Майским утром 1833 года сторож великого парижского кладбища Пер-Лашез обнаружил запыленного путешественника, спавшего среди могил, и, растолкав его, потребовал назвать свое имя и причину, по которой тот выбрал столь странное место для отдыха. Он ответил, что его зовут Нюиндорф; но поскольку он говорил только по-немецки, любопытство стража порядка было удовлетворено не до конца. Вскоре этот же человек встретил джентльмена, говорившего по-немецки, который сжалился над его кажущейся немощью и незнанием веселой столицы и, услышав, что он прибыл накануне пешком и остался совершенно без средств к существованию, посоветовал ему обратиться к старой графиче де Ришмон как к особе, которая славилась своим неизменным гостеприимством к иностранцам и в прошлом была одной из сиделок умершего в Темпле дофина. Незнакомец осыпал его благодарностями, пробормотал, что дофин еще не умер, и отправился на улицу Рише, где жила графиня.
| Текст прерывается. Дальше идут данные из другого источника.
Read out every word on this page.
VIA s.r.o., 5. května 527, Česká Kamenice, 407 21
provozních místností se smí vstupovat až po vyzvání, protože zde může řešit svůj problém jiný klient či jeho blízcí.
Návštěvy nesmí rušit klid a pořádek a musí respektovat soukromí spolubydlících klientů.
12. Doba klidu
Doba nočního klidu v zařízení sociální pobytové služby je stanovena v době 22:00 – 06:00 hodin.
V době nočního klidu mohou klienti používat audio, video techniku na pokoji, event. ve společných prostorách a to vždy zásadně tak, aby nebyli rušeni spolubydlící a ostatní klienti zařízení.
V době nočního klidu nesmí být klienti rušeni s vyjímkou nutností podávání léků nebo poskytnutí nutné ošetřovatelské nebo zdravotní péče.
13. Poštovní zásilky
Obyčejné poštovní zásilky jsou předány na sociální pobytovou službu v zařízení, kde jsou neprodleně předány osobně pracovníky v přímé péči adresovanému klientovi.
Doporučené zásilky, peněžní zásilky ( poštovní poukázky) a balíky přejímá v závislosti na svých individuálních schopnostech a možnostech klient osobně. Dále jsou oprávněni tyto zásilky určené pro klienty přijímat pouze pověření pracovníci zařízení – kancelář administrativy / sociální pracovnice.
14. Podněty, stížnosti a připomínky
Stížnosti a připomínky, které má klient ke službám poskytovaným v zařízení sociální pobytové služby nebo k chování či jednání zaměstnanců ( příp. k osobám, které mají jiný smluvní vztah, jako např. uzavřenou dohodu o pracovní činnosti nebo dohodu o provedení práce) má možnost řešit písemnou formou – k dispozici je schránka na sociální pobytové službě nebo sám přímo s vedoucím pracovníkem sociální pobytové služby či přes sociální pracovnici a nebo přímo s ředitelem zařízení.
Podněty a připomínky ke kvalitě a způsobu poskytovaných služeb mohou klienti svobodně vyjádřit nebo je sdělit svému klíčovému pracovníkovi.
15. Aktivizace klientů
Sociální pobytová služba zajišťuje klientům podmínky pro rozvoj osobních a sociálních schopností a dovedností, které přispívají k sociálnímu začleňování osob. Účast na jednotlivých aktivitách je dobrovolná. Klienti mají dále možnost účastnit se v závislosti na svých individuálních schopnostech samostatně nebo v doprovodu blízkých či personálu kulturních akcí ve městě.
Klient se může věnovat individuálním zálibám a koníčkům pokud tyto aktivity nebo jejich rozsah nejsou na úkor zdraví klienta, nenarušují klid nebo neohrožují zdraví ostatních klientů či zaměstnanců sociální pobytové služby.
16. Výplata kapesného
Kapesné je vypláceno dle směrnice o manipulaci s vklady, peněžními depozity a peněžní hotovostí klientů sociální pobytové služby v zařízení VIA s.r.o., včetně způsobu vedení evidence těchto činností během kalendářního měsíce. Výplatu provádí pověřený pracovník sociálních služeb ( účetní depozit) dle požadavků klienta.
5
Он легко добился аудиенции у дамы и объявил себя герцогом Нормандским. Графиня поступила по всем канонам и тут же упала в обморок, но не раньше, чем успела впопыхах воскликнуть, что он — вылитый портрет своей матери Марии-Антуанетты. Когда первое радостное узнавание завершилось и все участники успокоились настолько, чтобы перейти к практическим делам, графиня извлекла многочисленные реликвии, оставшиеся у нее со счастливых времен, когда Людовик XVI царствовал в Версале. Герцог узнал их все, вплоть до детских вещичек, которые он носил во младенчестве. Она упомянула шрамы, имевшиеся на теле юного принца, и ее гость заверил ее, что у него есть точно такие же отметины, которые он может показать наедине. Графиня пришла в дикий восторг, велела устроить его в лучшей спальне особняка, послала за портным, чтобы тот одел его подобающим его рангу образом, и пригласила друзей-роялистов прийти и засвидетельствовать почтение своему обретенному королю. Они явились толпой, и самозванец рассказывал всем и каждому историю своего побега из Бастилии. Впрочем, они были склонны к доверчивости, и большинство, легко поддавшись всеобщему энтузиазму, объявило о своей вере в его искренность и пообещало помощь в возвращении его достояния. Лишь немногие сомневались, а один прохладный сторонник Бурбонов заметил: «Вы были чрезвычайно смышленым ребенком и говорили по-французски как ангел. Как же случилось, что вы так основательно забыли этот язык?» Герцог ответил, что тридцать семь лет разлуки — поистине достаточное объяснение его незнания; но некоторые остались при ином мнении и удалились, своим уходом несколько охладив общий энтузиазм.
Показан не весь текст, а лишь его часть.